It is easy for us to get caught up in our own drama and to
lose perspective of what the larger picture is really all about. To some extent
that is what I did yesterday. My own primary focus on DNA research is to find
information that will allow me to extend the history of my own family and the
families of extended family members—particularly those of the ancestors of my
grandchildren. I am also very interested in learning about the health
implications of our genomes and what we can learn about the historic journey of
the human race. However, my original interest in DNA research was to find
information from within my body and those of my family members that would help
me as a genealogist to extend what I have been able to learn from extant oral
and documentary information. In this quest I have been somewhat successful. I
continue to look to each new DNA tool for new insight that will help me extend
these genealogies.
This is the perspective from which I first examined my
results from Geno 2.0 yesterday. In so
doing was I missing the real point of this exciting new project? I was looking
to build backward incrementally from what I already knew from my prior
genealogical research. Geno 2.0
begins its story from the other end of the human narrative. Its primary focus
is anthropological rather than genealogical. Although these two foci are
ultimately complementary, they remain only loosely connected. Both approaches
are seeking to connect with the other; but each are building from opposite ends
of this long human journey.
In some ways this effort is analogous with the building of
the transcontinental railroad across North America in the 1860s. Two efforts,
launched from 1,770 miles apart, needed to standardize their gauge (rail width)

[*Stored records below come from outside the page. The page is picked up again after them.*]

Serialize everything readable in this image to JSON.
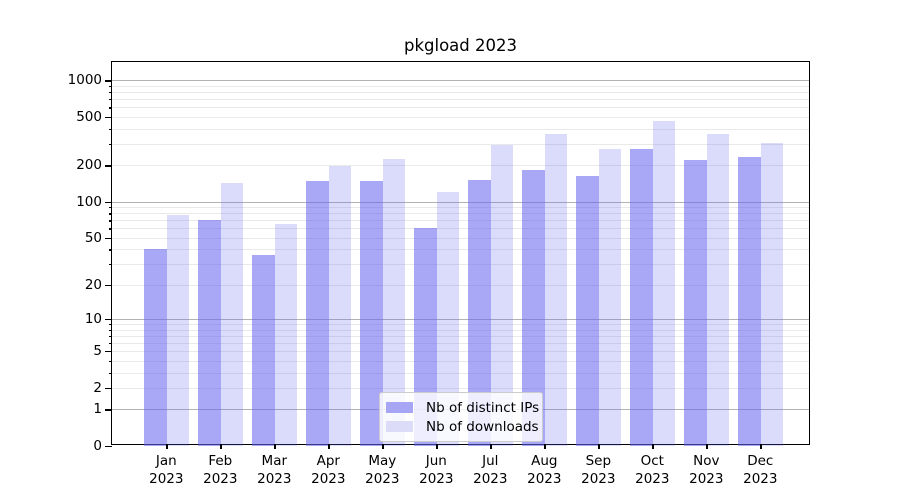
{
  "chart_data": {
    "type": "bar",
    "title": "pkgload 2023",
    "y_scale": "log1p",
    "ylim": [
      0,
      1430
    ],
    "grid": "horizontal, major at 1/10/100/1000, light minors at 2-9 per decade",
    "legend_position": "lower center inside plot",
    "y_ticks": [
      {
        "v": 1000,
        "label": "1000"
      },
      {
        "v": 500,
        "label": "500"
      },
      {
        "v": 200,
        "label": "200"
      },
      {
        "v": 100,
        "label": "100"
      },
      {
        "v": 50,
        "label": "50"
      },
      {
        "v": 20,
        "label": "20"
      },
      {
        "v": 10,
        "label": "10"
      },
      {
        "v": 5,
        "label": "5"
      },
      {
        "v": 2,
        "label": "2"
      },
      {
        "v": 1,
        "label": "1"
      },
      {
        "v": 0,
        "label": "0"
      }
    ],
    "y_major_gridlines": [
      1,
      10,
      100,
      1000
    ],
    "categories": [
      {
        "month": "Jan",
        "year": "2023"
      },
      {
        "month": "Feb",
        "year": "2023"
      },
      {
        "month": "Mar",
        "year": "2023"
      },
      {
        "month": "Apr",
        "year": "2023"
      },
      {
        "month": "May",
        "year": "2023"
      },
      {
        "month": "Jun",
        "year": "2023"
      },
      {
        "month": "Jul",
        "year": "2023"
      },
      {
        "month": "Aug",
        "year": "2023"
      },
      {
        "month": "Sep",
        "year": "2023"
      },
      {
        "month": "Oct",
        "year": "2023"
      },
      {
        "month": "Nov",
        "year": "2023"
      },
      {
        "month": "Dec",
        "year": "2023"
      }
    ],
    "series": [
      {
        "name": "Nb of distinct IPs",
        "fill": "rgba(100,100,240,0.56)",
        "swatch_color": "#a6a6f4",
        "values": [
          40,
          70,
          36,
          148,
          148,
          61,
          152,
          184,
          164,
          270,
          219,
          236
        ]
      },
      {
        "name": "Nb of downloads",
        "fill": "rgba(100,100,240,0.23)",
        "swatch_color": "#dcdcf9",
        "values": [
          78,
          142,
          65,
          197,
          224,
          121,
          295,
          360,
          270,
          465,
          365,
          306
        ]
      }
    ]
  }
}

and come together at a common point. That project was to connect two geographic
locations existing in the same time dimension. Our genetic genealogy effort today is to connect
different eras of the human journey.
When I first surveyed my results yesterday, I had on my
genealogical tinted glasses. My own agenda of extending my own family histories
back from North America to Europe colored what I saw or didn't see. I was
trying to make an anthropological tool into a genealogical tool. It is not
significantly different from trying to use a pair of pliers for a task for
which a wrench is better suited. Sometimes this will work and sometimes not. In
my post yesterday I tried to compare Geno
2.0 with the new Ancestry Composition
tool that 23andMe introduced last week. My colleague CeCe Moore, Your Genetic Genealogist,
gently pointed out that these two tools were looking at different times along
the migration of my ancestors. Ancestry Composition
was helping me look for my family at the dawn of genealogical time or about 500
years ago. On the other hand Geno 2.0
was trying to focus further back. Both tools can be useful but their reported
results must be viewed appropriately. With this in mind I’ll begin to review my
Geno 2.0 and my Ancestry Composition
reports from a different perspective. I’ll share my observations here shortly.